Possible or Impossible to do in Linux?
 

Situation: Linux router sitting between a cable modem and a local network. Three different IPs are assigned to the modem. The local network has multiple machines, one of which provides (at bare minimum) HTTP and FTP, and another that simply provides FTP.

What I need to have happen is the router routes traffic to different machines depending on the destination IP address; foo.bar.baz goes to Box A, foo.bar.gleep goes to Box B, etc. This needs to happen with at least FTP protocol, preferably any protocol (HTTP, SSH, etc)

The router would also act as a DNS nameserver, handling both internal and external requests. External requests for domain names, internal requests so that the local network can talk to various parts of itself.

Can this be done? Can the Linux machine route FTP traffic from foo.bar.baz to Machine A at the same time as routing FTP traffic from foo.bar.gleep to Machine B, while also allowing Machine C talk to Machine A and Machine B via FTP, SSH, HTTP, whatever?

If this is possible, what Linux distribution would be best suited for this type of massive undertaking?

short answer: No, I think.
First, when you say that three IPs are assigned to the cable modem, that means that three IP addresses point to the cable modem. It doesnt mean that three IPs are passed through the modem. When the data gets to the modem, the modem doesnt care about hostnames, it just sends it out to the one device it can connect to: your linux router. With the router you'd have to enable port forwarding and a sort of NAT (Look up IP masquerading). The only thing you could do is have different ports forwarded to different computers.
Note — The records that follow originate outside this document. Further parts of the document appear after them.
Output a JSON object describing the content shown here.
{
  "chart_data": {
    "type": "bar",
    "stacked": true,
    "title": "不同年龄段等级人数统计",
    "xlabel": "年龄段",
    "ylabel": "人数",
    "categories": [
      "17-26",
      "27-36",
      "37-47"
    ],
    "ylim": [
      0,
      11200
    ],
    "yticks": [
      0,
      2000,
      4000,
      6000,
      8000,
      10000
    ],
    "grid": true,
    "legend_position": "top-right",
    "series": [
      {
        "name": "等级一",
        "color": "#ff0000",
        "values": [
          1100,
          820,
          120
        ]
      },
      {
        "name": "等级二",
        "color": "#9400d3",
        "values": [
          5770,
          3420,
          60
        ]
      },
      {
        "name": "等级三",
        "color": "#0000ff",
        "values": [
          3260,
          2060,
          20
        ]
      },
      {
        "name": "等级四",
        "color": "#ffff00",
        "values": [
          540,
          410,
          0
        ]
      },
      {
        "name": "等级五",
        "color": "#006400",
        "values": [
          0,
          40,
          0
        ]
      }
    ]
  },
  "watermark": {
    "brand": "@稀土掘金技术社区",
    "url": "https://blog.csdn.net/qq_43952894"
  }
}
IE:
Box A foo.bar.baz:21 -> your.ip.of.cmodem -> linux router (which port?)^--> 192.168.1.2:21
\-----------------------------------------------------/

Box B foo.bar.gleep:2121 -> your.ip.of.cmodem -> linux router(which port?) ^ --> 192.168.1.3:21
\------------------------------------------------------/

Box C foo.bar.sea:?? -> your.ip.of.cmodem -> linux router(which port?)^ --> 192.168.1.4:??

Notice that the external ports are not dependant on the services, but you must specify the port if your not using the default port for a known service. So if I wanted to access Box A's ftp service I would do "ftp foo.bar.baz" but if I wanted to access Box B's ftp service I would have to do "ftp foo.bar.gleep:2121". ftp foo.bar.baz is the equivalent of ftp foo.bar.baz:21, but since the port of ftp is well established as 21, it is not needed.
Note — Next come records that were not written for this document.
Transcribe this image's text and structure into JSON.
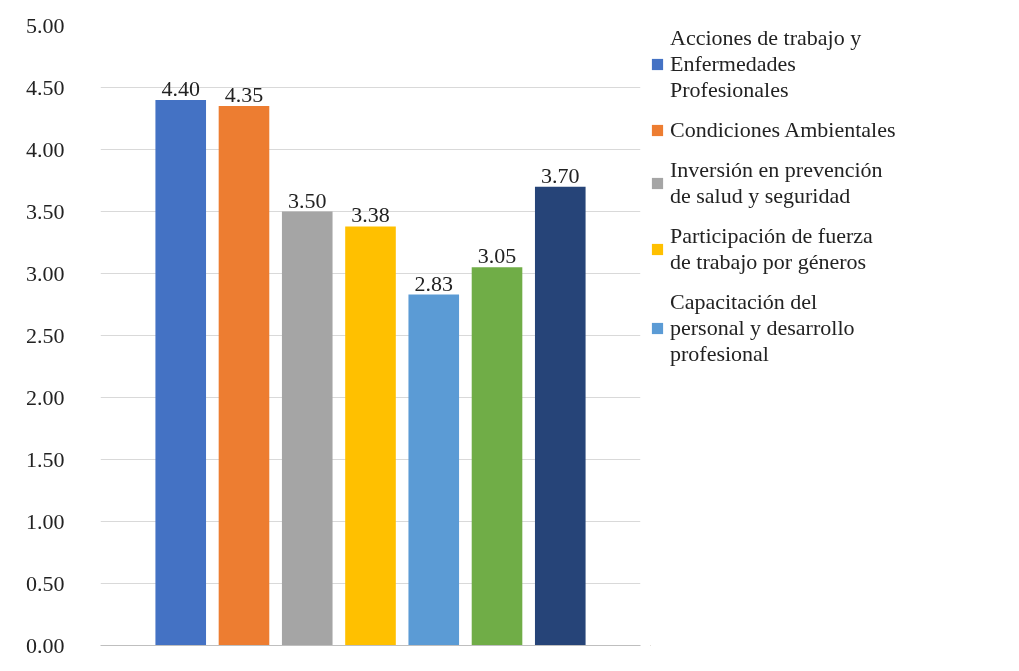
{
  "chart_data": {
    "type": "bar",
    "categories": [
      null
    ],
    "series": [
      {
        "name": "Acciones de trabajo y Enfermedades Profesionales",
        "color": "#4472c4",
        "values": [
          4.4
        ]
      },
      {
        "name": "Condiciones Ambientales",
        "color": "#ed7d31",
        "values": [
          4.35
        ]
      },
      {
        "name": "Inversión en prevención de salud y seguridad",
        "color": "#a5a5a5",
        "values": [
          3.5
        ]
      },
      {
        "name": "Participación de fuerza de trabajo por géneros",
        "color": "#ffc000",
        "values": [
          3.38
        ]
      },
      {
        "name": "Capacitación del personal y desarrollo profesional",
        "color": "#5b9bd5",
        "values": [
          2.83
        ]
      },
      {
        "color": "#70ad47",
        "values": [
          3.05
        ]
      },
      {
        "color": "#264478",
        "values": [
          3.7
        ]
      }
    ],
    "ylim": [
      0,
      5
    ],
    "yticks": [
      {
        "value": 0,
        "label": "0.00"
      },
      {
        "value": 0.5,
        "label": "0.50"
      },
      {
        "value": 1,
        "label": "1.00"
      },
      {
        "value": 1.5,
        "label": "1.50"
      },
      {
        "value": 2,
        "label": "2.00"
      },
      {
        "value": 2.5,
        "label": "2.50"
      },
      {
        "value": 3,
        "label": "3.00"
      },
      {
        "value": 3.5,
        "label": "3.50"
      },
      {
        "value": 4,
        "label": "4.00"
      },
      {
        "value": 4.5,
        "label": "4.50"
      },
      {
        "value": 5,
        "label": "5.00"
      }
    ],
    "grid": "y",
    "legend": "right",
    "value_labels": [
      "4.40",
      "4.35",
      "3.50",
      "3.38",
      "2.83",
      "3.05",
      "3.70"
    ]
  }
}
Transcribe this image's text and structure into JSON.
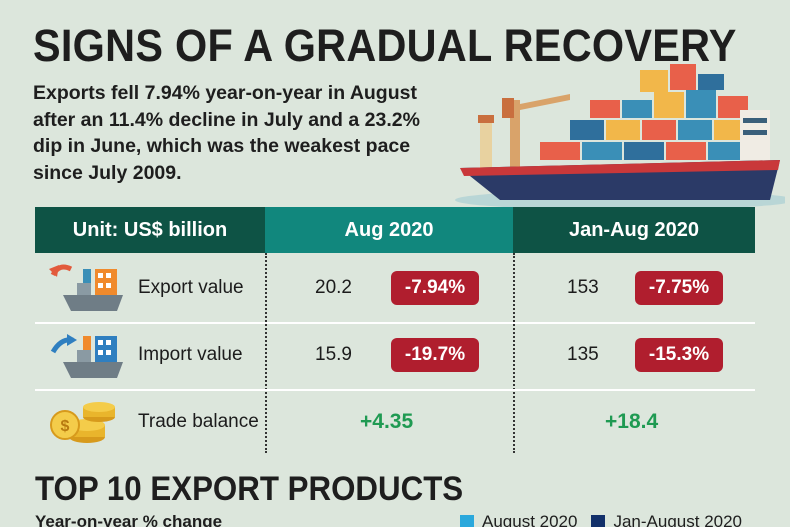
{
  "headline": "SIGNS OF A GRADUAL RECOVERY",
  "lede": "Exports fell 7.94% year-on-year in August after an 11.4% decline in July and a 23.2% dip in June, which was the weakest pace since July 2009.",
  "table": {
    "headers": {
      "unit": "Unit: US$ billion",
      "aug": "Aug 2020",
      "ytd": "Jan-Aug 2020"
    },
    "rows": [
      {
        "label": "Export value",
        "aug_value": "20.2",
        "aug_change": "-7.94%",
        "ytd_value": "153",
        "ytd_change": "-7.75%"
      },
      {
        "label": "Import value",
        "aug_value": "15.9",
        "aug_change": "-19.7%",
        "ytd_value": "135",
        "ytd_change": "-15.3%"
      },
      {
        "label": "Trade balance",
        "aug_balance": "+4.35",
        "ytd_balance": "+18.4"
      }
    ]
  },
  "section": {
    "title": "TOP 10 EXPORT PRODUCTS",
    "subtitle": "Year-on-year % change",
    "legend": [
      {
        "label": "August 2020",
        "color": "#2aa8dc"
      },
      {
        "label": "Jan-August 2020",
        "color": "#12306a"
      }
    ]
  },
  "colors": {
    "background": "#dce6dc",
    "header_dark": "#0e5345",
    "header_teal": "#11877d",
    "badge_red": "#b01e2e",
    "positive_green": "#1f9a52"
  }
}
Box C will still be able to access box A and B's services, but only through the local ip's. Servers seem to have a problem sending data back to themselves. This can be achieved by adding entries into the hosts file for each computer :
That would be the hosts file for Box C so that you could still use the name to access the service. So in short, the reason that you cannot do the whole dns thing you're trying to do, is because of NAT.

Kholnuu:

Assuming the IPs are public addresses, certainly possible. It may be easiest to put the three servers up with their public IPs and just have the router box do a bridge between the servers and the internet, and filter the traffic accordingly.

This would *probably* land DNS on one of the three servers and not on the router, but that's ok as it belongs there anyway.

If you only have one internet routable IP, you're going to have a lot more trouble doing this, and you'll have to resort to some kind of PAT situation, or a reverse proxy kind of thing.

As for the distro to use -- I put OpenBSD (which is *not* linux, if that matters to you) on anything that is responsible for security. Just makes sense. It's got everything you could ever need to do routing and it's nice and small and trim too.

Check out M0n0 Wall. I think it will do what you need right out of the box. M0n0wall is based on FreeBSD but what you want could still be done in linux, but why reinvent the wheel?